The international credit rating agency cut on November 16 the island’s long-term credit rating by one notch to A, citing the vulnerabilities of the Cypriot financial system and contingent fiscal risks.
The extra yield an investor demanded for holding a five-year Cypriot bond instead of a similar German bond was 3.24 per cent on January 4, while in the case of the 10-year bond it was 2.72 per cent, Demetriades said. By comparison, respective Portuguese spreads were 3.92 per cent and 3.71 per cent, while in the case of Slovakia, they were a mere 1.35 per cent and 1.18 per cent, he added.

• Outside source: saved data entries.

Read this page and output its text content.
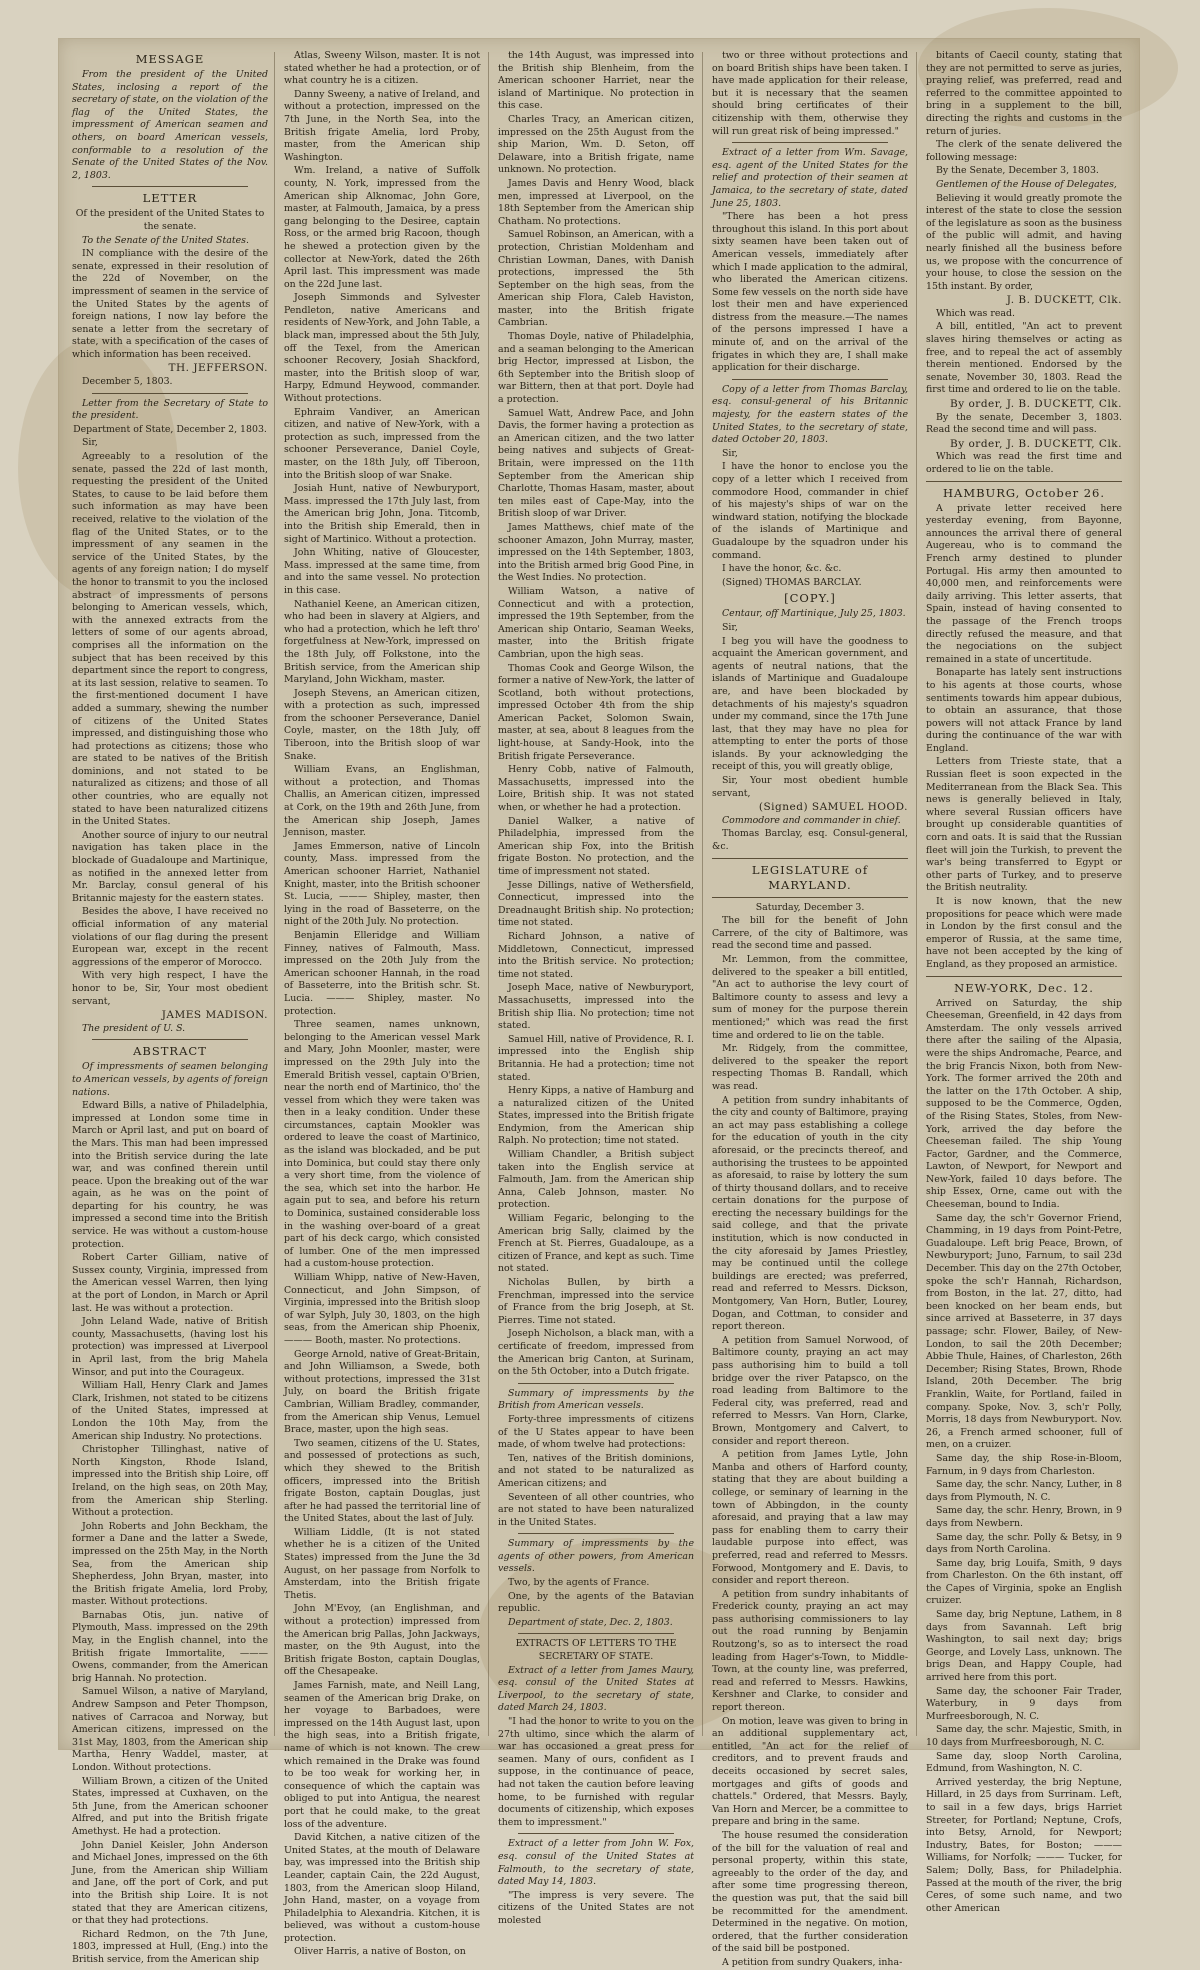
MESSAGE

From the president of the United States, inclosing a report of the secretary of state, on the violation of the flag of the United States, the impressment of American seamen and others, on board American vessels, conformable to a resolution of the Senate of the United States of the Nov. 2, 1803.

LETTER

Of the president of the United States to the senate.

To the Senate of the United States.

IN compliance with the desire of the senate, expressed in their resolution of the 22d of November, on the impressment of seamen in the service of the United States by the agents of foreign nations, I now lay before the senate a letter from the secretary of state, with a specification of the cases of which information has been received.

TH. JEFFERSON.

December 5, 1803.

Letter from the Secretary of State to the president.

Department of State, December 2, 1803.

Sir,

Agreeably to a resolution of the senate, passed the 22d of last month, requesting the president of the United States, to cause to be laid before them such information as may have been received, relative to the violation of the flag of the United States, or to the impressment of any seamen in the service of the United States, by the agents of any foreign nation; I do myself the honor to transmit to you the inclosed abstract of impressments of persons belonging to American vessels, which, with the annexed extracts from the letters of some of our agents abroad, comprises all the information on the subject that has been received by this department since the report to congress, at its last session, relative to seamen. To the first-mentioned document I have added a summary, shewing the number of citizens of the United States impressed, and distinguishing those who had protections as citizens; those who are stated to be natives of the British dominions, and not stated to be naturalized as citizens; and those of all other countries, who are equally not stated to have been naturalized citizens in the United States.

Another source of injury to our neutral navigation has taken place in the blockade of Guadaloupe and Martinique, as notified in the annexed letter from Mr. Barclay, consul general of his Britannic majesty for the eastern states.

Besides the above, I have received no official information of any material violations of our flag during the present European war, except in the recent aggressions of the emperor of Morocco.

With very high respect, I have the honor to be, Sir, Your most obedient servant,

JAMES MADISON.

The president of U. S.

ABSTRACT

Of impressments of seamen belonging to American vessels, by agents of foreign nations.

Edward Bills, a native of Philadelphia, impressed at London some time in March or April last, and put on board of the Mars. This man had been impressed into the British service during the late war, and was confined therein until peace. Upon the breaking out of the war again, as he was on the point of departing for his country, he was impressed a second time into the British service. He was without a custom-house protection.

Robert Carter Gilliam, native of Sussex county, Virginia, impressed from the American vessel Warren, then lying at the port of London, in March or April last. He was without a protection.

John Leland Wade, native of British county, Massachusetts, (having lost his protection) was impressed at Liverpool in April last, from the brig Mahela Winsor, and put into the Courageux.

William Hall, Henry Clark and James Clark, Irishmen, not stated to be citizens of the United States, impressed at London the 10th May, from the American ship Industry. No protections.

Christopher Tillinghast, native of North Kingston, Rhode Island, impressed into the British ship Loire, off Ireland, on the high seas, on 20th May, from the American ship Sterling. Without a protection.

John Roberts and John Beckham, the former a Dane and the latter a Swede, impressed on the 25th May, in the North Sea, from the American ship Shepherdess, John Bryan, master, into the British frigate Amelia, lord Proby, master. Without protections.

Barnabas Otis, jun. native of Plymouth, Mass. impressed on the 29th May, in the English channel, into the British frigate Immortalite, ——— Owens, commander, from the American brig Hannah. No protection.

Samuel Wilson, a native of Maryland, Andrew Sampson and Peter Thompson, natives of Carracoa and Norway, but American citizens, impressed on the 31st May, 1803, from the American ship Martha, Henry Waddel, master, at London. Without protections.

William Brown, a citizen of the United States, impressed at Cuxhaven, on the 5th June, from the American schooner Alfred, and put into the British frigate Amethyst. He had a protection.

John Daniel Keisler, John Anderson and Michael Jones, impressed on the 6th June, from the American ship William and Jane, off the port of Cork, and put into the British ship Loire. It is not stated that they are American citizens, or that they had protections.

Richard Redmon, on the 7th June, 1803, impressed at Hull, (Eng.) into the British service, from the American ship

Atlas, Sweeny Wilson, master. It is not stated whether he had a protection, or of what country he is a citizen.

Danny Sweeny, a native of Ireland, and without a protection, impressed on the 7th June, in the North Sea, into the British frigate Amelia, lord Proby, master, from the American ship Washington.

Wm. Ireland, a native of Suffolk county, N. York, impressed from the American ship Alknomac, John Gore, master, at Falmouth, Jamaica, by a press gang belonging to the Desiree, captain Ross, or the armed brig Racoon, though he shewed a protection given by the collector at New-York, dated the 26th April last. This impressment was made on the 22d June last.

Joseph Simmonds and Sylvester Pendleton, native Americans and residents of New-York, and John Table, a black man, impressed about the 5th July, off the Texel, from the American schooner Recovery, Josiah Shackford, master, into the British sloop of war, Harpy, Edmund Heywood, commander. Without protections.

Ephraim Vandiver, an American citizen, and native of New-York, with a protection as such, impressed from the schooner Perseverance, Daniel Coyle, master, on the 18th July, off Tiberoon, into the British sloop of war Snake.

Josiah Hunt, native of Newburyport, Mass. impressed the 17th July last, from the American brig John, Jona. Titcomb, into the British ship Emerald, then in sight of Martinico. Without a protection.

John Whiting, native of Gloucester, Mass. impressed at the same time, from and into the same vessel. No protection in this case.

Nathaniel Keene, an American citizen, who had been in slavery at Algiers, and who had a protection, which he left thro' forgetfulness at New-York, impressed on the 18th July, off Folkstone, into the British service, from the American ship Maryland, John Wickham, master.

Joseph Stevens, an American citizen, with a protection as such, impressed from the schooner Perseverance, Daniel Coyle, master, on the 18th July, off Tiberoon, into the British sloop of war Snake.

William Evans, an Englishman, without a protection, and Thomas Challis, an American citizen, impressed at Cork, on the 19th and 26th June, from the American ship Joseph, James Jennison, master.

James Emmerson, native of Lincoln county, Mass. impressed from the American schooner Harriet, Nathaniel Knight, master, into the British schooner St. Lucia, ——— Shipley, master, then lying in the road of Basseterre, on the night of the 20th July. No protection.

Benjamin Elleridge and William Finney, natives of Falmouth, Mass. impressed on the 20th July from the American schooner Hannah, in the road of Basseterre, into the British schr. St. Lucia. ——— Shipley, master. No protection.

Three seamen, names unknown, belonging to the American vessel Mark and Mary, John Moonler, master, were impressed on the 29th July into the Emerald British vessel, captain O'Brien, near the north end of Martinico, tho' the vessel from which they were taken was then in a leaky condition. Under these circumstances, captain Mookler was ordered to leave the coast of Martinico, as the island was blockaded, and be put into Dominica, but could stay there only a very short time, from the violence of the sea, which set into the harbor. He again put to sea, and before his return to Dominica, sustained considerable loss in the washing over-board of a great part of his deck cargo, which consisted of lumber. One of the men impressed had a custom-house protection.

William Whipp, native of New-Haven, Connecticut, and John Simpson, of Virginia, impressed into the British sloop of war Sylph, July 30, 1803, on the high seas, from the American ship Phoenix, ——— Booth, master. No protections.

George Arnold, native of Great-Britain, and John Williamson, a Swede, both without protections, impressed the 31st July, on board the British frigate Cambrian, William Bradley, commander, from the American ship Venus, Lemuel Brace, master, upon the high seas.

Two seamen, citizens of the U. States, and possessed of protections as such, which they shewed to the British officers, impressed into the British frigate Boston, captain Douglas, just after he had passed the territorial line of the United States, about the last of July.

William Liddle, (It is not stated whether he is a citizen of the United States) impressed from the June the 3d August, on her passage from Norfolk to Amsterdam, into the British frigate Thetis.

John M'Evoy, (an Englishman, and without a protection) impressed from the American brig Pallas, John Jackways, master, on the 9th August, into the British frigate Boston, captain Douglas, off the Chesapeake.

James Farnish, mate, and Neill Lang, seamen of the American brig Drake, on her voyage to Barbadoes, were impressed on the 14th August last, upon the high seas, into a British frigate, name of which is not known. The crew which remained in the Drake was found to be too weak for working her, in consequence of which the captain was obliged to put into Antigua, the nearest port that he could make, to the great loss of the adventure.

David Kitchen, a native citizen of the United States, at the mouth of Delaware bay, was impressed into the British ship Leander, captain Cain, the 22d August, 1803, from the American sloop Hiland, John Hand, master, on a voyage from Philadelphia to Alexandria. Kitchen, it is believed, was without a custom-house protection.

Oliver Harris, a native of Boston, on

the 14th August, was impressed into the British ship Blenheim, from the American schooner Harriet, near the island of Martinique. No protection in this case.

Charles Tracy, an American citizen, impressed on the 25th August from the ship Marion, Wm. D. Seton, off Delaware, into a British frigate, name unknown. No protection.

James Davis and Henry Wood, black men, impressed at Liverpool, on the 18th September from the American ship Chatham. No protections.

Samuel Robinson, an American, with a protection, Christian Moldenham and Christian Lowman, Danes, with Danish protections, impressed the 5th September on the high seas, from the American ship Flora, Caleb Haviston, master, into the British frigate Cambrian.

Thomas Doyle, native of Philadelphia, and a seaman belonging to the American brig Hector, impressed at Lisbon, the 6th September into the British sloop of war Bittern, then at that port. Doyle had a protection.

Samuel Watt, Andrew Pace, and John Davis, the former having a protection as an American citizen, and the two latter being natives and subjects of Great-Britain, were impressed on the 11th September from the American ship Charlotte, Thomas Hasam, master, about ten miles east of Cape-May, into the British sloop of war Driver.

James Matthews, chief mate of the schooner Amazon, John Murray, master, impressed on the 14th September, 1803, into the British armed brig Good Pine, in the West Indies. No protection.

William Watson, a native of Connecticut and with a protection, impressed the 19th September, from the American ship Ontario, Seaman Weeks, master, into the British frigate Cambrian, upon the high seas.

Thomas Cook and George Wilson, the former a native of New-York, the latter of Scotland, both without protections, impressed October 4th from the ship American Packet, Solomon Swain, master, at sea, about 8 leagues from the light-house, at Sandy-Hook, into the British frigate Perseverance.

Henry Cobb, native of Falmouth, Massachusetts, impressed into the Loire, British ship. It was not stated when, or whether he had a protection.

Daniel Walker, a native of Philadelphia, impressed from the American ship Fox, into the British frigate Boston. No protection, and the time of impressment not stated.

Jesse Dillings, native of Wethersfield, Connecticut, impressed into the Dreadnaught British ship. No protection; time not stated.

Richard Johnson, a native of Middletown, Connecticut, impressed into the British service. No protection; time not stated.

Joseph Mace, native of Newburyport, Massachusetts, impressed into the British ship Ilia. No protection; time not stated.

Samuel Hill, native of Providence, R. I. impressed into the English ship Britannia. He had a protection; time not stated.

Henry Kipps, a native of Hamburg and a naturalized citizen of the United States, impressed into the British frigate Endymion, from the American ship Ralph. No protection; time not stated.

William Chandler, a British subject taken into the English service at Falmouth, Jam. from the American ship Anna, Caleb Johnson, master. No protection.

William Fegaric, belonging to the American brig Sally, claimed by the French at St. Pierres, Guadaloupe, as a citizen of France, and kept as such. Time not stated.

Nicholas Bullen, by birth a Frenchman, impressed into the service of France from the brig Joseph, at St. Pierres. Time not stated.

Joseph Nicholson, a black man, with a certificate of freedom, impressed from the American brig Canton, at Surinam, on the 5th October, into a Dutch frigate.

Summary of impressments by the British from American vessels.

Forty-three impressments of citizens of the U States appear to have been made, of whom twelve had protections:

Ten, natives of the British dominions, and not stated to be naturalized as American citizens; and

Seventeen of all other countries, who are not stated to have been naturalized in the United States.

Summary of impressments by the agents of other powers, from American vessels.

Two, by the agents of France.

One, by the agents of the Batavian republic.

Department of state, Dec. 2, 1803.

EXTRACTS OF LETTERS TO THE SECRETARY OF STATE.

Extract of a letter from James Maury, esq. consul of the United States at Liverpool, to the secretary of state, dated March 24, 1803.

"I had the honor to write to you on the 27th ultimo, since which the alarm of war has occasioned a great press for seamen. Many of ours, confident as I suppose, in the continuance of peace, had not taken the caution before leaving home, to be furnished with regular documents of citizenship, which exposes them to impressment."

Extract of a letter from John W. Fox, esq. consul of the United States at Falmouth, to the secretary of state, dated May 14, 1803.

"The impress is very severe. The citizens of the United States are not molested

two or three without protections and on board British ships have been taken. I have made application for their release, but it is necessary that the seamen should bring certificates of their citizenship with them, otherwise they will run great risk of being impressed."

Extract of a letter from Wm. Savage, esq. agent of the United States for the relief and protection of their seamen at Jamaica, to the secretary of state, dated June 25, 1803.

"There has been a hot press throughout this island. In this port about sixty seamen have been taken out of American vessels, immediately after which I made application to the admiral, who liberated the American citizens. Some few vessels on the north side have lost their men and have experienced distress from the measure.—The names of the persons impressed I have a minute of, and on the arrival of the frigates in which they are, I shall make application for their discharge.

Copy of a letter from Thomas Barclay, esq. consul-general of his Britannic majesty, for the eastern states of the United States, to the secretary of state, dated October 20, 1803.

Sir,

I have the honor to enclose you the copy of a letter which I received from commodore Hood, commander in chief of his majesty's ships of war on the windward station, notifying the blockade of the islands of Martinique and Guadaloupe by the squadron under his command.

I have the honor, &c. &c.

(Signed) THOMAS BARCLAY.

[COPY.]

Centaur, off Martinique, July 25, 1803.

Sir,

I beg you will have the goodness to acquaint the American government, and agents of neutral nations, that the islands of Martinique and Guadaloupe are, and have been blockaded by detachments of his majesty's squadron under my command, since the 17th June last, that they may have no plea for attempting to enter the ports of those islands. By your acknowledging the receipt of this, you will greatly oblige,

Sir, Your most obedient humble servant,

(Signed) SAMUEL HOOD.

Commodore and commander in chief.

Thomas Barclay, esq. Consul-general, &c.

LEGISLATURE of MARYLAND.

Saturday, December 3.

The bill for the benefit of John Carrere, of the city of Baltimore, was read the second time and passed.

Mr. Lemmon, from the committee, delivered to the speaker a bill entitled, "An act to authorise the levy court of Baltimore county to assess and levy a sum of money for the purpose therein mentioned;" which was read the first time and ordered to lie on the table.

Mr. Ridgely, from the committee, delivered to the speaker the report respecting Thomas B. Randall, which was read.

A petition from sundry inhabitants of the city and county of Baltimore, praying an act may pass establishing a college for the education of youth in the city aforesaid, or the precincts thereof, and authorising the trustees to be appointed as aforesaid, to raise by lottery the sum of thirty thousand dollars, and to receive certain donations for the purpose of erecting the necessary buildings for the said college, and that the private institution, which is now conducted in the city aforesaid by James Priestley, may be continued until the college buildings are erected; was preferred, read and referred to Messrs. Dickson, Montgomery, Van Horn, Butler, Lourey, Dogan, and Cottman, to consider and report thereon.

A petition from Samuel Norwood, of Baltimore county, praying an act may pass authorising him to build a toll bridge over the river Patapsco, on the road leading from Baltimore to the Federal city, was preferred, read and referred to Messrs. Van Horn, Clarke, Brown, Montgomery and Calvert, to consider and report thereon.

A petition from James Lytle, John Manba and others of Harford county, stating that they are about building a college, or seminary of learning in the town of Abbingdon, in the county aforesaid, and praying that a law may pass for enabling them to carry their laudable purpose into effect, was preferred, read and referred to Messrs. Forwood, Montgomery and E. Davis, to consider and report thereon.

A petition from sundry inhabitants of Frederick county, praying an act may pass authorising commissioners to lay out the road running by Benjamin Routzong's, so as to intersect the road leading from Hager's-Town, to Middle-Town, at the county line, was preferred, read and referred to Messrs. Hawkins, Kershner and Clarke, to consider and report thereon.

On motion, leave was given to bring in an additional supplementary act, entitled, "An act for the relief of creditors, and to prevent frauds and deceits occasioned by secret sales, mortgages and gifts of goods and chattels." Ordered, that Messrs. Bayly, Van Horn and Mercer, be a committee to prepare and bring in the same.

The house resumed the consideration of the bill for the valuation of real and personal property, within this state, agreeably to the order of the day, and after some time progressing thereon, the question was put, that the said bill be recommitted for the amendment. Determined in the negative. On motion, ordered, that the further consideration of the said bill be postponed.

A petition from sundry Quakers, inha-

bitants of Caecil county, stating that they are not permitted to serve as juries, praying relief, was preferred, read and referred to the committee appointed to bring in a supplement to the bill, directing the rights and customs in the return of juries.

The clerk of the senate delivered the following message:

By the Senate, December 3, 1803.

Gentlemen of the House of Delegates,

Believing it would greatly promote the interest of the state to close the session of the legislature as soon as the business of the public will admit, and having nearly finished all the business before us, we propose with the concurrence of your house, to close the session on the 15th instant. By order,

J. B. DUCKETT, Clk.

Which was read.

A bill, entitled, "An act to prevent slaves hiring themselves or acting as free, and to repeal the act of assembly therein mentioned. Endorsed by the senate, November 30, 1803. Read the first time and ordered to lie on the table.

By order, J. B. DUCKETT, Clk.

By the senate, December 3, 1803. Read the second time and will pass.

By order, J. B. DUCKETT, Clk.

Which was read the first time and ordered to lie on the table.

HAMBURG, October 26.

A private letter received here yesterday evening, from Bayonne, announces the arrival there of general Augereau, who is to command the French army destined to plunder Portugal. His army then amounted to 40,000 men, and reinforcements were daily arriving. This letter asserts, that Spain, instead of having consented to the passage of the French troops directly refused the measure, and that the negociations on the subject remained in a state of uncertitude.

Bonaparte has lately sent instructions to his agents at those courts, whose sentiments towards him appear dubious, to obtain an assurance, that those powers will not attack France by land during the continuance of the war with England.

Letters from Trieste state, that a Russian fleet is soon expected in the Mediterranean from the Black Sea. This news is generally believed in Italy, where several Russian officers have brought up considerable quantities of corn and oats. It is said that the Russian fleet will join the Turkish, to prevent the war's being transferred to Egypt or other parts of Turkey, and to preserve the British neutrality.

It is now known, that the new propositions for peace which were made in London by the first consul and the emperor of Russia, at the same time, have not been accepted by the king of England, as they proposed an armistice.

NEW-YORK, Dec. 12.

Arrived on Saturday, the ship Cheeseman, Greenfield, in 42 days from Amsterdam. The only vessels arrived there after the sailing of the Alpasia, were the ships Andromache, Pearce, and the brig Francis Nixon, both from New-York. The former arrived the 20th and the latter on the 17th October. A ship, supposed to be the Commerce, Ogden, of the Rising States, Stoles, from New-York, arrived the day before the Cheeseman failed. The ship Young Factor, Gardner, and the Commerce, Lawton, of Newport, for Newport and New-York, failed 10 days before. The ship Essex, Orne, came out with the Cheeseman, bound to India.

Same day, the sch'r Governor Friend, Chamming, in 19 days from Point-Petre, Guadaloupe. Left brig Peace, Brown, of Newburyport; Juno, Farnum, to sail 23d December. This day on the 27th October, spoke the sch'r Hannah, Richardson, from Boston, in the lat. 27, ditto, had been knocked on her beam ends, but since arrived at Basseterre, in 37 days passage; schr. Flower, Bailey, of New-London, to sail the 20th December; Abbie Thule, Haines, of Charleston, 26th December; Rising States, Brown, Rhode Island, 20th December. The brig Franklin, Waite, for Portland, failed in company. Spoke, Nov. 3, sch'r Polly, Morris, 18 days from Newburyport. Nov. 26, a French armed schooner, full of men, on a cruizer.

Same day, the ship Rose-in-Bloom, Farnum, in 9 days from Charleston.

Same day, the schr. Nancy, Luther, in 8 days from Plymouth, N. C.

Same day, the schr. Henry, Brown, in 9 days from Newbern.

Same day, the schr. Polly & Betsy, in 9 days from North Carolina.

Same day, brig Louifa, Smith, 9 days from Charleston. On the 6th instant, off the Capes of Virginia, spoke an English cruizer.

Same day, brig Neptune, Lathem, in 8 days from Savannah. Left brig Washington, to sail next day; brigs George, and Lovely Lass, unknown. The brigs Dean, and Happy Couple, had arrived here from this port.

Same day, the schooner Fair Trader, Waterbury, in 9 days from Murfreesborough, N. C.

Same day, the schr. Majestic, Smith, in 10 days from Murfreesborough, N. C.

Same day, sloop North Carolina, Edmund, from Washington, N. C.

Arrived yesterday, the brig Neptune, Hillard, in 25 days from Surrinam. Left, to sail in a few days, brigs Harriet Streeter, for Portland; Neptune, Crofs, into Betsy, Arnold, for Newport; Industry, Bates, for Boston; ——— Williams, for Norfolk; ——— Tucker, for Salem; Dolly, Bass, for Philadelphia. Passed at the mouth of the river, the brig Ceres, of some such name, and two other American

“The increase is related to one affecting economies of the eurozone periphery,” the Bank of Piraeus fund manager added. “As trading volume for Cypriot bonds is low, a transaction may result in a drop in price which results in an increase of the yield. Cypriot bonds are usually held to maturity as a result.”
For Cyprus it is important to regain its credibility by effectively doing its fiscal consolidation homework to convince financial markets, he added.
Finance Minister Charilaos Stavrakis expects Cyprus’s fiscal deficit for 2010 to have narrowed to 5.5 per cent of gross domestic product from 6.1 per cent in 2009. On December 22, he said it will further drop to 3.8 per cent this year.
“Ireland and Greece took more drastic measures than Cyprus but were unable to convince,” the Piraeus Bank fund manager said.
In the case of Greece, the extra yield an investor wanted on January 4 to hold a Greek five-year bond instead of a German was 12.08 per cent while the Irish spread was 6.30 per cent. This demonstrates that markets are concerned, Demetriades continued, that “Greece will not be able to compete adequately against other eurozone economies”.
Cyprus saw its economy recover at a pace of 0.5 per cent last year after it contracted 1.7 per cent in 2009. It may have to get used to lower growth rates in the future, and must expect it will affect its fiscal situation, he continued. “We should expect that revenue will no longer rise at the same pace as in previous years”.
Finance Minister Charilaos Stavrakis expects the economy to grow 1.5 per cent this year and state revenue to increase by five per cent, boosted by newly-introduced taxes as well a three-per cent inflation rate.
Central Bank governor Athanasios Orphanides has warned repeatedly that inflationary pressures hurt the ability of Cypriot products to compete against those of other euro area countries.
“This makes a new economic development model for Cyprus necessary,” Marios Demetriades said.
“For the debt crisis to be overcome, euro area countries must start consolidating their budgets and bring their public debt under control. In the case of Cyprus, our island must start achieving fiscal surpluses but this is not possible without any structural reforms”.
Cyprus’ public debt, excluding the government’s debt to the Social Insurance Fund, was 61 per cent last year. The debt to the Social Insurance Fund was last year around seven billion euros, which translates to roughly 40 per cent.